Lennox-Gastaut syndrome
The Lennox-Gastaut syndrome (LGS) is another rare form of epilepsy in children. It usually appears between the 3rd and 5th year of life for the first time. Boys are more affected than girls.
Patients often experience multiple seizures a day, sometimes at night. Typically, this occurs different seizure forms on: Sometimes the body suddenly tenses completely or partially for several seconds (tonic seizure). The muscles can also suddenly relax (atonic seizure). In both cases there is a risk of falling. A combined tonic-clonic seizure as well as other forms of seizure (such as absence of consciousness = absence) are also possible with Lennox-Gastaut syndrome.
Occasionally, LGS seizures are potentially lethal Status epilepticus above. This is a prolonged seizure or a series of multiple seizures in quick succession, between which the child does not come to consciousness.
This form of epilepsy often occurs in children with malformations or damage to the brain. Brain damage, for example, can be the result of birth complications. However, there are also LGS patients in whom the brain structure is normally developed and also shows no damage.
Lennox-Gastaut syndrome is difficult to treat. The development of affected children is usually more or less affected.

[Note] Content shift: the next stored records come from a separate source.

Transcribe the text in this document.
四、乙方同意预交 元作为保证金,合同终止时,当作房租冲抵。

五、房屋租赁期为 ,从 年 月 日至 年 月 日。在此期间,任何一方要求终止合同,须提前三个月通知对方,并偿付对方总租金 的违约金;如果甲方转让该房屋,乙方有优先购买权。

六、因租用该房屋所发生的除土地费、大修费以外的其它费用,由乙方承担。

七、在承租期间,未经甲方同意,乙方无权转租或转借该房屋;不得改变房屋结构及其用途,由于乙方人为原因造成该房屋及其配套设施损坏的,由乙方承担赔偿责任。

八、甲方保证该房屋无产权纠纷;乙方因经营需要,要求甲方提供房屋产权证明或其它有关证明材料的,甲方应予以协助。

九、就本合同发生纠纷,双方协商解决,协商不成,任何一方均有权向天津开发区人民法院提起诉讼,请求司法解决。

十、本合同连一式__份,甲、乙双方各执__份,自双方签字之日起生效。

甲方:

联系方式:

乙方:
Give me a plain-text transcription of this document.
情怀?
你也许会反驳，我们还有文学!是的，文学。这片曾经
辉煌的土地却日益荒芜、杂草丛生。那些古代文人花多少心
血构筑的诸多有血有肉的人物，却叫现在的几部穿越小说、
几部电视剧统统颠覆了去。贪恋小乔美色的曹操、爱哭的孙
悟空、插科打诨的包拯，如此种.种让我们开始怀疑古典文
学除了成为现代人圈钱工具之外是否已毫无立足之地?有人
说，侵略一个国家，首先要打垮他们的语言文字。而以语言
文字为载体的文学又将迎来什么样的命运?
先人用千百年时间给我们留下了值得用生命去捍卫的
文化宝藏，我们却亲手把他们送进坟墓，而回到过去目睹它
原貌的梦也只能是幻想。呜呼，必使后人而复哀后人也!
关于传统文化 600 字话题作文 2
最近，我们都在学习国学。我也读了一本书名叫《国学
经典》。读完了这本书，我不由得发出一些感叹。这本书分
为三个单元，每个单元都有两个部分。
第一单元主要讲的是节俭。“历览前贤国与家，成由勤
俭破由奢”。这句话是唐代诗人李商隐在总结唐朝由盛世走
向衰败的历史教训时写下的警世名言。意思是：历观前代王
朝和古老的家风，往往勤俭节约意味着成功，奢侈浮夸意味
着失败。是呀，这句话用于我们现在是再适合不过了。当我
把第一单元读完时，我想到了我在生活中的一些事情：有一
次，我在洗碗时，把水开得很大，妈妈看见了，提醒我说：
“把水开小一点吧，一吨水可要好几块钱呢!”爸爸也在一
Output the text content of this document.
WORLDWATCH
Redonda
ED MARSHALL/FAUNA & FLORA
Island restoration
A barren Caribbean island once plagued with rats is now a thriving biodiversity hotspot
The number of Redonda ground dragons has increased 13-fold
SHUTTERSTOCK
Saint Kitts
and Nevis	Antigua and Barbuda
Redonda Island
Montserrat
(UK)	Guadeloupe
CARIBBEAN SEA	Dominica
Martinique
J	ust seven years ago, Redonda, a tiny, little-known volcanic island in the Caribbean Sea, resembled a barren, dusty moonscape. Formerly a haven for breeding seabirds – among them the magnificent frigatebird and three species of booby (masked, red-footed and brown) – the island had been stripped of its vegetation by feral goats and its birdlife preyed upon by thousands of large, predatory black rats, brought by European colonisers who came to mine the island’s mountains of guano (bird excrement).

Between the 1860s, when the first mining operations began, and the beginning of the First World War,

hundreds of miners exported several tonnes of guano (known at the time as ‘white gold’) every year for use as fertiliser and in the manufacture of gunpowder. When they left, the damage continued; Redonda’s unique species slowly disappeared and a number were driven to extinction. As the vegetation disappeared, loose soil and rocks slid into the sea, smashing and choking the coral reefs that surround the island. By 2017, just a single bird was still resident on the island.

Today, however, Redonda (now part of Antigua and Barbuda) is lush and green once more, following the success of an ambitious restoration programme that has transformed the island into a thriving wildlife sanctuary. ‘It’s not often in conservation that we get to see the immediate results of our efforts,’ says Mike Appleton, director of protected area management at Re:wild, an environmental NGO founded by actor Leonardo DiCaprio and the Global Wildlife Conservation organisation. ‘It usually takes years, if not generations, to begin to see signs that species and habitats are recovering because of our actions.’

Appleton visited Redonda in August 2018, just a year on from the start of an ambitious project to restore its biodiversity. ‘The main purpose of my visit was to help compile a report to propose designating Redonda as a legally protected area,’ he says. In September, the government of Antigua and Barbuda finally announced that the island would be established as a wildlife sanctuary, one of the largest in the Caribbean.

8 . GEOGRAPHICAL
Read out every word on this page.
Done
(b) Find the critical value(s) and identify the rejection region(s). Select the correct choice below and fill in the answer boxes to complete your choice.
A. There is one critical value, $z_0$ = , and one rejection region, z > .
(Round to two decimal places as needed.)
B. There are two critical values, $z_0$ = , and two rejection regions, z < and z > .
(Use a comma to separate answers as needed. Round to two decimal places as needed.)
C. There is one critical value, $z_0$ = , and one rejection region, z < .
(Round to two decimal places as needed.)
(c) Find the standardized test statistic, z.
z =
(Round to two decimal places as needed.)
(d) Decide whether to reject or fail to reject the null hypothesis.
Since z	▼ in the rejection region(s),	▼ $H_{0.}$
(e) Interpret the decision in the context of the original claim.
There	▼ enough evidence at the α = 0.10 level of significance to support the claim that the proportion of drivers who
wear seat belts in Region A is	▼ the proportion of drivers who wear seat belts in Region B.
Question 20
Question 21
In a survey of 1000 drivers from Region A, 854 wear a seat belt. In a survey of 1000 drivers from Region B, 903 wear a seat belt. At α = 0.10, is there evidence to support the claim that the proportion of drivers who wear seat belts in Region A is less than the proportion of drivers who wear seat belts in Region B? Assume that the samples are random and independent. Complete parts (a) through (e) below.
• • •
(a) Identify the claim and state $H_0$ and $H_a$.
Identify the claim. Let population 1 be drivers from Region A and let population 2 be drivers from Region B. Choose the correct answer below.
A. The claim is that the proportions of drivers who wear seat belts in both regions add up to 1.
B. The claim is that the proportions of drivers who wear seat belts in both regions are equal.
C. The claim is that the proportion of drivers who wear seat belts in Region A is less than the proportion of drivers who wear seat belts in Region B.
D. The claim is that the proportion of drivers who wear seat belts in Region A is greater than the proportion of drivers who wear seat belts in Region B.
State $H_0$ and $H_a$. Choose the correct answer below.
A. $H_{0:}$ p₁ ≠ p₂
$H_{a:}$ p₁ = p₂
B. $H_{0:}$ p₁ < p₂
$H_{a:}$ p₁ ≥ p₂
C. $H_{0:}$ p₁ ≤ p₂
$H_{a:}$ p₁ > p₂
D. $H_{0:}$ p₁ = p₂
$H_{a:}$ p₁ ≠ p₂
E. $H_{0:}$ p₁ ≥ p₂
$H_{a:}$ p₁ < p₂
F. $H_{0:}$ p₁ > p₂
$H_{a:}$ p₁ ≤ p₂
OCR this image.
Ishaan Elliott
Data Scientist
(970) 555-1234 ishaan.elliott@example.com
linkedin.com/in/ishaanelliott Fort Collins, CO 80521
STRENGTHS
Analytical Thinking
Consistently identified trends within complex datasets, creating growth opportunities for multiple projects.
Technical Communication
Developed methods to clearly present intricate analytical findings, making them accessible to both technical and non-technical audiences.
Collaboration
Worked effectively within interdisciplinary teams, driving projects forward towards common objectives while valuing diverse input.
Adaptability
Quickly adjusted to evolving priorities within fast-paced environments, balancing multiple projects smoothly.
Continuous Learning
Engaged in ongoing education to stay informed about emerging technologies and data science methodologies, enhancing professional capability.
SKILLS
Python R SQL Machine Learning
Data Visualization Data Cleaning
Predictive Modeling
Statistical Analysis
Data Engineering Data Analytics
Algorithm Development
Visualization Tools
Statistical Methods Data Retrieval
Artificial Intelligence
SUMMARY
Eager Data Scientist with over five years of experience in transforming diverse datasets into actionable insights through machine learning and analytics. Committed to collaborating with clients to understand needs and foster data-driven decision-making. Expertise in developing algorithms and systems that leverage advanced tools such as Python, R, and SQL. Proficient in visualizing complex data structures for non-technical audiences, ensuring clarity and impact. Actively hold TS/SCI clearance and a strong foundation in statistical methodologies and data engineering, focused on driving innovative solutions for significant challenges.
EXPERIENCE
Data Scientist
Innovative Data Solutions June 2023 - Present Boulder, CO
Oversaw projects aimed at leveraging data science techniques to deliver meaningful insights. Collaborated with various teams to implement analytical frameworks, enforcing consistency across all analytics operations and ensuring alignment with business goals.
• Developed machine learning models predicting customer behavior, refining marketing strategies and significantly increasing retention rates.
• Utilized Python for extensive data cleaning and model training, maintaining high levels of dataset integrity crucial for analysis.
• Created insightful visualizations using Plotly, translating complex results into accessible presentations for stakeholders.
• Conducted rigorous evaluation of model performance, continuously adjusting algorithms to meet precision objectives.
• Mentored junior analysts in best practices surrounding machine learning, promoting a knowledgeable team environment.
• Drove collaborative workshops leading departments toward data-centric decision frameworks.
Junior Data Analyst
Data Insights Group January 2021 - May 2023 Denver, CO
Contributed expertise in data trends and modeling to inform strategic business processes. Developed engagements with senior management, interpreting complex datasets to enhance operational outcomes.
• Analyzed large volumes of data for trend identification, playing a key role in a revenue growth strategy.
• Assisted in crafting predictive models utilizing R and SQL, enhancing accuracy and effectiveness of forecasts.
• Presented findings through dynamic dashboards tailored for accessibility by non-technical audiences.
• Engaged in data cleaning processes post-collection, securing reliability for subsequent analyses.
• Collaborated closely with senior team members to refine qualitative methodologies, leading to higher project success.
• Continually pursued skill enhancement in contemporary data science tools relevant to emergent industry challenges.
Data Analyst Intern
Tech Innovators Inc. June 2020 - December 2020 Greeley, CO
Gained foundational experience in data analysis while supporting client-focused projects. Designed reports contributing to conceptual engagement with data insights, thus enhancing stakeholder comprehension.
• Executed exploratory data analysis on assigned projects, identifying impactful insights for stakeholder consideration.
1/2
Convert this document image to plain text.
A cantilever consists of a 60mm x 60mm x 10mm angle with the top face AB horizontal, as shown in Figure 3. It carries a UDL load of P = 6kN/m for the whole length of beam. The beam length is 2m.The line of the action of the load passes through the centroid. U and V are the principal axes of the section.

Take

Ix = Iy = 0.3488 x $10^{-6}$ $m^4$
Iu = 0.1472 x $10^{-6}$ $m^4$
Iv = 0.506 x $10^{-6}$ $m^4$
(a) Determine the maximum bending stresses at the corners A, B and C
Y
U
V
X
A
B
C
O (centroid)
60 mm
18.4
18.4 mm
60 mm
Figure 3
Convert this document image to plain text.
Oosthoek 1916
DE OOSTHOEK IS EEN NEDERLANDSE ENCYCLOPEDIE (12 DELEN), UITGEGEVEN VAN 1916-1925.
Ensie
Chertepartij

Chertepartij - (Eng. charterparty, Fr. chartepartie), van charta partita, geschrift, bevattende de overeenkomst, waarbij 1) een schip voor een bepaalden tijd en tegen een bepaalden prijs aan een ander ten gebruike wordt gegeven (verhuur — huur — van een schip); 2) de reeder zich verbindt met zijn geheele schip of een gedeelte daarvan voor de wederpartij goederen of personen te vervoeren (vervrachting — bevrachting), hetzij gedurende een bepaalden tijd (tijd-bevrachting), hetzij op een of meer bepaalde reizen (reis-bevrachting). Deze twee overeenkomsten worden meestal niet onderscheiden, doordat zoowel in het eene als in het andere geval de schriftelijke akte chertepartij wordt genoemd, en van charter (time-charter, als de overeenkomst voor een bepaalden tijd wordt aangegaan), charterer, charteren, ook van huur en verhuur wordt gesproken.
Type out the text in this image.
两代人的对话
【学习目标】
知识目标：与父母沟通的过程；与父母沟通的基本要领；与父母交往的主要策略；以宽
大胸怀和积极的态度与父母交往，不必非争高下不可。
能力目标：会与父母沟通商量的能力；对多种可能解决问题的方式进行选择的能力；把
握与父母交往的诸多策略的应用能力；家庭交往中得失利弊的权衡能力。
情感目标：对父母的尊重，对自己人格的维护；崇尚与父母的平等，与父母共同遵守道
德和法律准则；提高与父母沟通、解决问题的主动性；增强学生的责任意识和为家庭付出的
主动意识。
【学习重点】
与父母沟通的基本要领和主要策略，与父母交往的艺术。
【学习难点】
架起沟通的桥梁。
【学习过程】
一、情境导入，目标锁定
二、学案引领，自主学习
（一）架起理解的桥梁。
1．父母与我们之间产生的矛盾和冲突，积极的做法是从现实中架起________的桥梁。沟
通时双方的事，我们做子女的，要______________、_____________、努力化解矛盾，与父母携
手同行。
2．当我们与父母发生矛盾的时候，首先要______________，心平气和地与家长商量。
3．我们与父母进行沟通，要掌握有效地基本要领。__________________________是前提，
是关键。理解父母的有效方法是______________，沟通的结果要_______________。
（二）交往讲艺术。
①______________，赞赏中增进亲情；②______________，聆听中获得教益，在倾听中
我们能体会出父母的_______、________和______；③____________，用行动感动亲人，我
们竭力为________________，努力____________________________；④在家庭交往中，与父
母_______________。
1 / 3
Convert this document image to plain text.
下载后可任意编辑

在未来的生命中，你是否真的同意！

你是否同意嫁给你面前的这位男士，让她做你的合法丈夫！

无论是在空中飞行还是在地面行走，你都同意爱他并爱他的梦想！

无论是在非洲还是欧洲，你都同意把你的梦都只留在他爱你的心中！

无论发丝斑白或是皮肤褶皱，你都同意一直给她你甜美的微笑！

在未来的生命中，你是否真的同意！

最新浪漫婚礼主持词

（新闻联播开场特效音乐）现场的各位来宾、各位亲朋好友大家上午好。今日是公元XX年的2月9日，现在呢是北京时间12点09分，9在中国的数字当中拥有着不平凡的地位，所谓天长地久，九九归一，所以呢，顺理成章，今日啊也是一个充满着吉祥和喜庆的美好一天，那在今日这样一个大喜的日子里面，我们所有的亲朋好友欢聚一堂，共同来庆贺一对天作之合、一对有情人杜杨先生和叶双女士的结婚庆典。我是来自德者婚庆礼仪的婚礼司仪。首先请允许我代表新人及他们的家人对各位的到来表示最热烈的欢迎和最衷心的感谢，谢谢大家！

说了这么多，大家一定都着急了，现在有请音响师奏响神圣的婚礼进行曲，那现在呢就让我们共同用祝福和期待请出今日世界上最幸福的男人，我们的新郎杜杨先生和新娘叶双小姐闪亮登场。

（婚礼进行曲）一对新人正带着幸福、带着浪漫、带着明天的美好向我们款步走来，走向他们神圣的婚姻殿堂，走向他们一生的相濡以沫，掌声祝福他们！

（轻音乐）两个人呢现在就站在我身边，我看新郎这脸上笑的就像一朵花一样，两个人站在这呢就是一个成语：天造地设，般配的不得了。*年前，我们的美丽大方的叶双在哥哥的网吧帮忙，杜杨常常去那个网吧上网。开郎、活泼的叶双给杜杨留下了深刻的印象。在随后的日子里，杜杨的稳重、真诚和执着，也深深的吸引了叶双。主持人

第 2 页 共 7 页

Juvenile myoclonic epilepsy
Typically, the Juvenile myoclonic epilepsy in children / adolescents aged 12 to 18 years for the first time. Characteristic feature are more or less pronounced muscle twitching (myoclonus). During the attack, the arms move violently and uncoordinated. In doing so, the patient can unwittingly throw away objects that he holds in his hand. Sometimes the legs buckle.
The seizures often occur after waking up, but also during sleep deprivation. Many sufferers develop generalized seizures or distraction (absence) during the course of the disease.
Juvenile myoclonic epilepsy can often be treated quite well with medication. This allows many patients to live without seizures. However, the medications often have to be taken for life.
Dravet syndrome
This is a very rare and severe form of epilepsy in children Dravet syndrome, It will also Myoclonic early cephalopathy or Early infantile epileptic encephalopathy called. Most children fall ill between the 3rd and 12th month of life, rarely later. Boys are more often affected than girls.
Initially, the little patients get tonic-clonic seizures in fever (at first the body stiffens briefly, then uncontrolled, slow muscle twitches begin). The seizures can turn into a dangerous status epilepticus! As the disease progresses, seizures occur without fever. Other types of seizures sometimes appear (in addition to tonic-clonic attacks), such as myoclonic seizures (rapid convulsions of individual muscle groups). Often the seizures are triggered by external stimuli, for example, by temperature changes, light stimuli or excitement.
The cause of Dravet syndrome is often a gene mutation (gene mutation): Affected is the so-called SCN1A gene, which provides the blueprint for a particular sodium channel in the brain. The function of these channels is crucial for the excitement of nerve cells.
Dravet syndrome is difficult to treat. Medications often do not work so well. With increasing age, epileptic seizures become less common. But because they often cause cognitive impairment and behavioral problems, this form of Epilepsy in children nevertheless an unfavorable prognosis. In addition, it may be related to sudden infant death (especially between the ages of 2 and 4).